Hello! Are you conducting experiments with data that you directly possess? That's impressive.

I'd like to try 3D reconstruction with my own data as well and was wondering if I could seek some advice.

The BundleSDF website mentioned that depth, color, and mask images in PNG format, along with the camera intrinsic matrix, should suffice. So, I prepared those and attempted to run it, but encountered an error.

I'm starting to think that perhaps point cloud data is necessary. The reason being, in the milk example, there was a point cloud text file named 13985298.ply. How did you prepare your input data?

Hey there!

In my knowledge there is no need for any point cloud file, I would suggest you to really check that all folders are named correctly as the milk example, that rgb files have the same name as their respective masks and depth images, and that you provide a copy of the first frame mask named "mask.png". What is really necessary is: /rgb /depth /masks /cam_K.txt and /mask.png

I am recording my own dataset using a Kinect Azure camera, and I transform the depth images to match the rgb images calibration. I get the masks using MiVOS because I had problems running the suggested method on my machine.

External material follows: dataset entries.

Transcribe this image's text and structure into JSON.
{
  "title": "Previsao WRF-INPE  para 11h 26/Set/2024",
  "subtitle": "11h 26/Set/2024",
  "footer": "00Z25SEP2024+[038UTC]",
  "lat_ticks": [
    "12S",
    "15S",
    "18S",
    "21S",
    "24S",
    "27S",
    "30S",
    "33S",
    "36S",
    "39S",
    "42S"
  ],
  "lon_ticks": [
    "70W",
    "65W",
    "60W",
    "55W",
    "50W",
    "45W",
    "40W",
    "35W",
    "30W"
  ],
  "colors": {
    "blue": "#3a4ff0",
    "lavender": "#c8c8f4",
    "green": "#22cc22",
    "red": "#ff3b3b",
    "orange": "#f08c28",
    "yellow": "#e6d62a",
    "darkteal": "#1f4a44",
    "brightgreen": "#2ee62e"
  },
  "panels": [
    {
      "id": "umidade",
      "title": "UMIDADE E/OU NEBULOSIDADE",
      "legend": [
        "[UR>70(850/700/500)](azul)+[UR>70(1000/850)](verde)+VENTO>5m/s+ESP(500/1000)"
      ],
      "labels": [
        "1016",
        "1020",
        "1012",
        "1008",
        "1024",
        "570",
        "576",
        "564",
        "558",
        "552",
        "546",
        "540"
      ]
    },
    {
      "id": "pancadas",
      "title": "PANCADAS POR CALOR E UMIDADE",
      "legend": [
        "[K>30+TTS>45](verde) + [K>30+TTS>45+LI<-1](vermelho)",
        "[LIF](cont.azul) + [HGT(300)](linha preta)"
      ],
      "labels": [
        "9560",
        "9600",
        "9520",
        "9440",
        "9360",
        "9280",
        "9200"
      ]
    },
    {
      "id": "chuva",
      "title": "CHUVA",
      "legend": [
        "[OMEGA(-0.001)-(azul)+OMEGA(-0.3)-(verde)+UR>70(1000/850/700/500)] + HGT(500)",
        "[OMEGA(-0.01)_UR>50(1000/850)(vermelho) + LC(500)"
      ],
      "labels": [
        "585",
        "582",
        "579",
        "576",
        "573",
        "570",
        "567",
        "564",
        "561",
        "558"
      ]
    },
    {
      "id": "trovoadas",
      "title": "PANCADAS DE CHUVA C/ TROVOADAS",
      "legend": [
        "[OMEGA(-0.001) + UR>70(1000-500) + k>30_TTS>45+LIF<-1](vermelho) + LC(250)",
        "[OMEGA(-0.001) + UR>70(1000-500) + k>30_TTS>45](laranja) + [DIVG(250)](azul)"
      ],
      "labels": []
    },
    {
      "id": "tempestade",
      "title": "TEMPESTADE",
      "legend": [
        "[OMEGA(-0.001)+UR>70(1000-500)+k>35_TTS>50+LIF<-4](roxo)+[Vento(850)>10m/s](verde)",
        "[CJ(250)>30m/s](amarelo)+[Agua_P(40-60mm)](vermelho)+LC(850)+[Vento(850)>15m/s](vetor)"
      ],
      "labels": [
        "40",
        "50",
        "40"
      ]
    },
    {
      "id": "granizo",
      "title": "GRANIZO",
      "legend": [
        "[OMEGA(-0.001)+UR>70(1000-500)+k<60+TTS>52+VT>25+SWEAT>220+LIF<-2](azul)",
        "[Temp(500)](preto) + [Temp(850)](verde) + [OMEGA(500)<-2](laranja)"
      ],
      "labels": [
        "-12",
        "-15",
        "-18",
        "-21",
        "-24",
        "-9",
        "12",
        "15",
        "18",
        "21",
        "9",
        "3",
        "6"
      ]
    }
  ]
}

I suggest you to open a different issue for your own error message if you still do not find the solution to it. Have fun!

kevinDrawn commented 7 months ago

Oh!! Thank you for your help! I didn't locate the mask.png in the directory that you said. I will do that.

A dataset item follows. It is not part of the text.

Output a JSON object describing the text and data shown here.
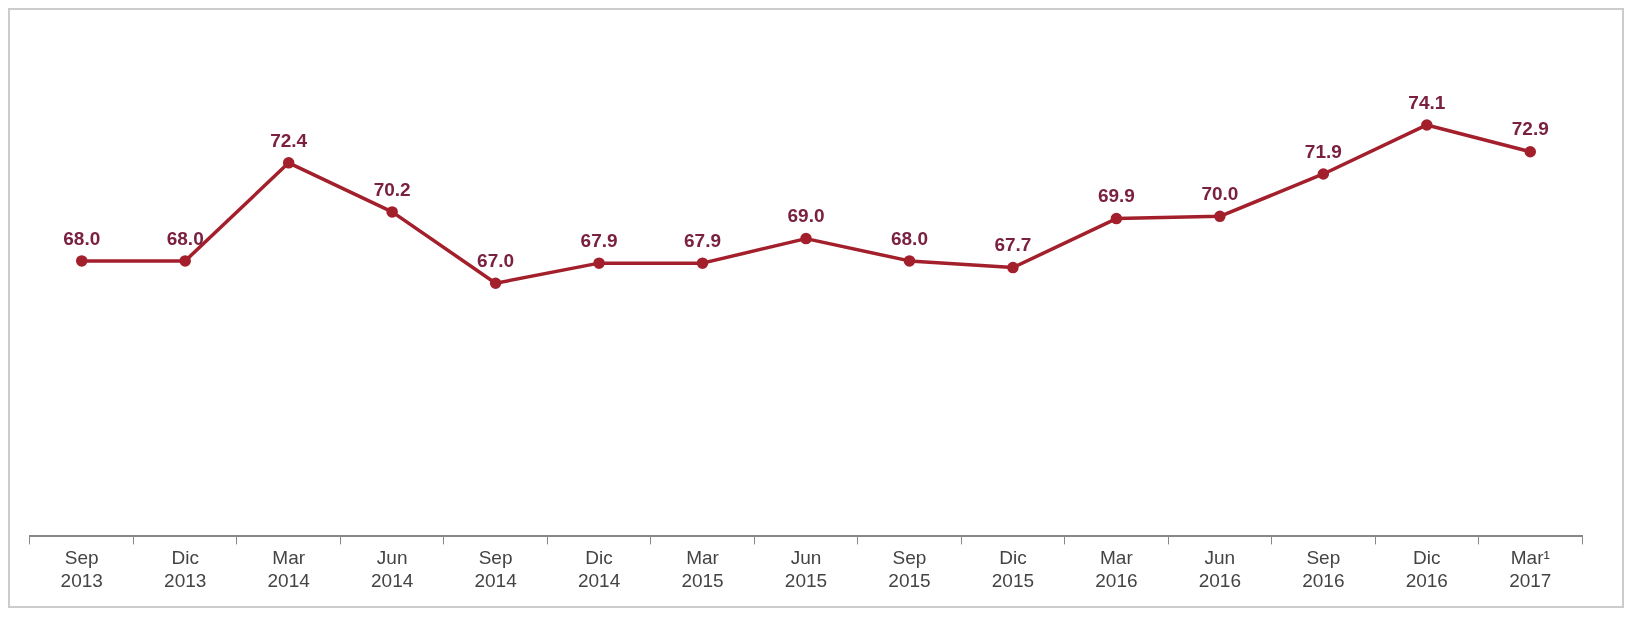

In my case, I got the masks images by using FastSAM Algorithm. Thank you !

wenbowen123 commented 7 months ago

BundleSDF should work pretty well on synthetic data. For debugging, to begin with, increase debug level higher for more verbose loggings. You can then check if the feature matching makes sense.

fedona commented 5 months ago

Hello, I have been testing BundleSDF on Blenderproc generated images and I still encounter problems.

Since I have been using a standard script for the bop challenge train data generation I believe the camera calibration matrix has to be correct. I modified the above script to generate contiguous images rather than scattered ones.

To make it run I have to set zfar = 7 (or more), even if the object is way closer in the captures; from the gui the pose axis are very small, forming a point, and at time it has to generate the first 3d reconstruction mesh it goes in a "limbo" saying "[bundlesdf.py] Getting mesh". Increasing the debug level has not been helpful.

Screenshot from 2024-03-12 10-52-22

When changing the camera calibration matrix increasing the focal length values I can see from the pose axis get bigger, and then unfortunately my gpu goes out of memory for generating the 3d mesh.

Is there available a synthetic dataset as example that I can test for BundleSDF? Something like the real milk dataset...

wenbowen123 commented 5 months ago

you shouldn't change the camera intrinsic as that will hurt the performance. If you want to increase the size of the viz axis, change the "scale" and "thickness" here.

Also, what size is the dinosaur, seems very big? There are some params in the current implementation that assumes the size of a common daily-life object. If your simulation asset is overly big, consider rescale it.